In a postjudgment motion, filed on January 4, 2002, and styled as a “Motion of Reconsideration of Imposed Sentence,” Browning stated, “The only reason I agreed to plead guilty was because my lawyer told me that all the [district attorney] wanted was a conviction and I would receive a split sentence.” (A.C. 32.)4 Thus, Browning timely complained to the *891trial court that he had pleaded guilty only because trial counsel had assured him he would receive a split sentence, and he asked the trial court to reconsider the sentence imposed on him.
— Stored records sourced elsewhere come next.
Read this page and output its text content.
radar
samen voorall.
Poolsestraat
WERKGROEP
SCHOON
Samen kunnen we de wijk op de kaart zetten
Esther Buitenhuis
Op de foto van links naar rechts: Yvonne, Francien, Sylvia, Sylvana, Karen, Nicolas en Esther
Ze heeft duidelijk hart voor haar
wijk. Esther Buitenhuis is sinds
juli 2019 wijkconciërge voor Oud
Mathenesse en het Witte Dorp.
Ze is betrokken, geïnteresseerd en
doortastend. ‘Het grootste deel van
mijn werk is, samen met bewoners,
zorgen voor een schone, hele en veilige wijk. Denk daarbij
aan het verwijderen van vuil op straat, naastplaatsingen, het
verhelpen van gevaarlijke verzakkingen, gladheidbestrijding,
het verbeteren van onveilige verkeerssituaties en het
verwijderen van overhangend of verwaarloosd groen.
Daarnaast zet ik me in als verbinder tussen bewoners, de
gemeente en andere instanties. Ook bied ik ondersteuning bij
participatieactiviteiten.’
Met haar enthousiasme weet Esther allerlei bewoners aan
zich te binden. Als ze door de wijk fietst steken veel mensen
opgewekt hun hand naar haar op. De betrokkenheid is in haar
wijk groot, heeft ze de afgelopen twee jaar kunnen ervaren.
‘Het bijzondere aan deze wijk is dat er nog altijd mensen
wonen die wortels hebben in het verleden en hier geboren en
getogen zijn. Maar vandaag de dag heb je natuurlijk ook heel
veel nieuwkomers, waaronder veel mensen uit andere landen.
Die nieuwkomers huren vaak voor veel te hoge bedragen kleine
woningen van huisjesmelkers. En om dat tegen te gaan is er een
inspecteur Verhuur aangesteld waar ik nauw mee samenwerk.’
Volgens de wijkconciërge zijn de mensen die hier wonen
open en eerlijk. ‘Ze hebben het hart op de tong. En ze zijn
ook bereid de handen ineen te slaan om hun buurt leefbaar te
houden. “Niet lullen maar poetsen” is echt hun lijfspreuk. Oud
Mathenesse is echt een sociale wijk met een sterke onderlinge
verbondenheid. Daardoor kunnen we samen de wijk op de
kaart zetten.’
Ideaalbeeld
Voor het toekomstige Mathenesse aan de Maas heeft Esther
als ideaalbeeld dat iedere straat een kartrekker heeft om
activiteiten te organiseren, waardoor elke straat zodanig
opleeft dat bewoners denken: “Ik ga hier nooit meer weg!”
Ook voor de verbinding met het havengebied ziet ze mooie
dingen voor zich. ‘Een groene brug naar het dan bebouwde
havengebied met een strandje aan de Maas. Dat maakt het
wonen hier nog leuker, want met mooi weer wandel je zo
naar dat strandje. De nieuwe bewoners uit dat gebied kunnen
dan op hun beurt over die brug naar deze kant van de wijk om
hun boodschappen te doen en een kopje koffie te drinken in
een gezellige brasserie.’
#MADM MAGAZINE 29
“ ‘When the trial judge decides not to carry out an agreement reached between the prosecutor and defense counsel, the accused must be afforded the opportunity to withdraw his or her guilty plea on .motion promptly made.’ Ex parte Otinger, 493 So.2d 1362, 1364 (Ala.1986). See also Bland v. State, 565 So.2d 1240 (Ala.Crim.App.1990).”
Edivards v. State, 586 So.2d 1008, 1009 (Ala.Crim.App.1991).5
Because the record on direct appeal reflects that Browning’s understanding of the negotiated plea agreement was that he would be given a split sentence, and that agreement was not upheld by the trial court, I believe Browning should have been allowed to withdraw his guilty plea, had trial counsel so moved. However, because trial counsel did not file a motion to withdraw Browning’s guilty plea, such a withdrawal was not considered. Therefore, trial counsel’s conduct was deficient, and that deficiency prejudiced Browning in that he was not allowed to withdraw his guilty plea, a withdrawal to which he was clearly entitled as a matter of law.
I believe that the judgment of the circuit court should be reversed and this case remanded for the circuit court to allow Browning to withdraw his guilty plea. Therefore, I must dissent.